Galletti: 34-Stunden-Woche steigert Umsatz und Produktivität
Eine vielfältige Gruppe lächelnder Fachkräfte in einem modernen Büro, die eine entspannte Kaffeepause genießen und sich unterhalten. Illustration mit AI erstellt übermittelt durch boerse-global.de

Immer mehr Unternehmen setzen auf kürzere Arbeitszeiten, während gleichzeitig das Phänomen der „Leisure Sickness“ und die Sehnsucht nach digitaler Achtsamkeit zunehmen.

Flexibilisierung der Arbeitszeit als Erfolgsfaktor

Ein Paradebeispiel für verkürzte Arbeitszeiten kommt aus Italien.
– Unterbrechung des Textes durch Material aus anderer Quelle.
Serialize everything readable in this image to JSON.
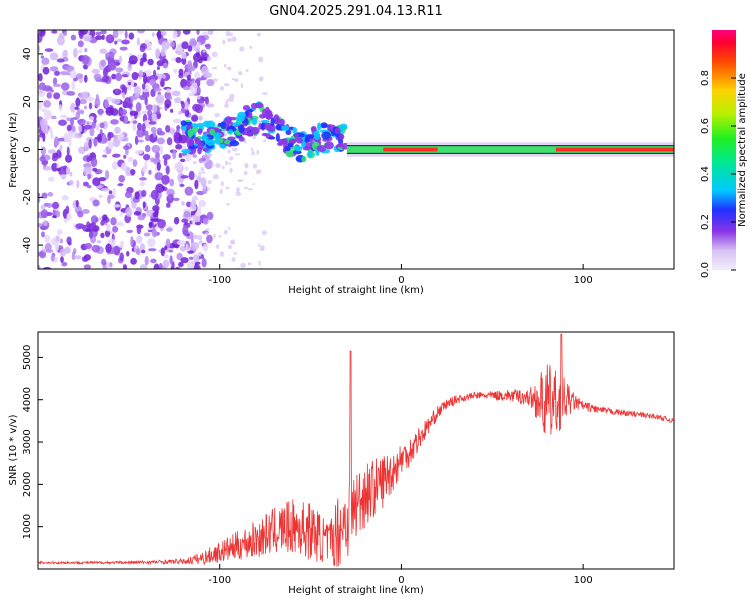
{
  "title": "GN04.2025.291.04.13.R11",
  "chart_data": [
    {
      "type": "heatmap",
      "subtitle": "spectrogram",
      "xlabel": "Height of straight line (km)",
      "ylabel": "Frequency (Hz)",
      "xlim": [
        -200,
        150
      ],
      "ylim": [
        -50,
        50
      ],
      "xticks": [
        -100,
        0,
        100
      ],
      "xtick_labels": [
        "-100",
        "0",
        "100"
      ],
      "yticks": [
        -40,
        -20,
        0,
        20,
        40
      ],
      "ytick_labels": [
        "-40",
        "-20",
        "0",
        "20",
        "40"
      ],
      "colorbar": {
        "label": "Normalized spectral amplitude",
        "range": [
          0,
          1
        ],
        "ticks": [
          0.0,
          0.2,
          0.4,
          0.6,
          0.8
        ],
        "tick_labels": [
          "0.0",
          "0.2",
          "0.4",
          "0.6",
          "0.8"
        ]
      },
      "features": [
        {
          "name": "noise",
          "x_range": [
            -200,
            -115
          ],
          "y_range": [
            -50,
            50
          ],
          "amplitude": 0.1
        },
        {
          "name": "signal-onset",
          "x_range": [
            -120,
            -30
          ],
          "y_center": 5,
          "amplitude": 0.3
        },
        {
          "name": "carrier",
          "x_range": [
            -30,
            150
          ],
          "y_center": 0,
          "amplitude": 0.85
        }
      ]
    },
    {
      "type": "line",
      "xlabel": "Height of straight line (km)",
      "ylabel": "SNR (10 * v/v)",
      "xlim": [
        -200,
        150
      ],
      "ylim": [
        0,
        5600
      ],
      "xticks": [
        -100,
        0,
        100
      ],
      "xtick_labels": [
        "-100",
        "0",
        "100"
      ],
      "yticks": [
        1000,
        2000,
        3000,
        4000,
        5000
      ],
      "ytick_labels": [
        "1000",
        "2000",
        "3000",
        "4000",
        "5000"
      ],
      "series": [
        {
          "name": "SNR",
          "color": "#ee3333",
          "x": [
            -200,
            -180,
            -160,
            -140,
            -120,
            -110,
            -100,
            -90,
            -80,
            -70,
            -60,
            -50,
            -40,
            -35,
            -30,
            -25,
            -20,
            -15,
            -10,
            -5,
            0,
            5,
            10,
            15,
            20,
            25,
            30,
            40,
            50,
            60,
            70,
            75,
            80,
            85,
            90,
            95,
            100,
            110,
            120,
            130,
            140,
            150
          ],
          "values": [
            150,
            150,
            150,
            160,
            180,
            250,
            400,
            550,
            700,
            900,
            1000,
            900,
            600,
            900,
            1200,
            1500,
            1800,
            1900,
            2100,
            2300,
            2600,
            2800,
            3100,
            3400,
            3700,
            3900,
            4000,
            4100,
            4100,
            4100,
            4050,
            4000,
            3900,
            3900,
            4000,
            3950,
            3850,
            3750,
            3700,
            3650,
            3600,
            3500
          ],
          "noise": [
            30,
            30,
            30,
            40,
            60,
            150,
            250,
            350,
            450,
            550,
            650,
            700,
            500,
            900,
            1000,
            900,
            800,
            700,
            650,
            500,
            400,
            350,
            300,
            200,
            150,
            120,
            100,
            80,
            100,
            150,
            200,
            500,
            1000,
            800,
            500,
            200,
            120,
            80,
            70,
            70,
            60,
            60
          ]
        }
      ]
    }
  ]
}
Der Klimatechnik-Hersteller Galletti mit rund 250 Mitarbeitern hat eine 34-Stunden-Woche bei vollem Lohnausgleich eingeführt. 85 Prozent der Belegschaft stimmten zu. Und das Unternehmen floriert: 2025 erzielte Galletti einen Umsatz von 62 Millionen Euro – ein Plus von sechs Prozent zum Vorjahr. Dazu kommen Ergebnisprämien von bis zu 2.150 Euro und eine betriebliche Altersvorsorge.

Auch auf individueller Ebene gewinnt Teilzeit an Attravität. Berichte über Modelle mit 20-Stunden-Woche bei moderatem Gehalt zeigen: Der Gewinn an Freizeit wird oft höher bewertet als die Karriereleiter. Allerdings warnen Experten vor den Folgen für die spätere Rente.

Prävention von Erschöpfung und „Leisure Sickness“

Ein bekanntes Problem ist die „Leisure Sickness“ – Krankheitssymptome pünktlich zum Urlaubsbeginn. Laut einer IU-Umfrage aus dem Jahr 2025 kennen rund 72 Prozent der Befragten dieses Phänomen. Ursache ist oft der plötzliche Abfall des Stresshormons Cortisol nach einer Hochbelastungsphase.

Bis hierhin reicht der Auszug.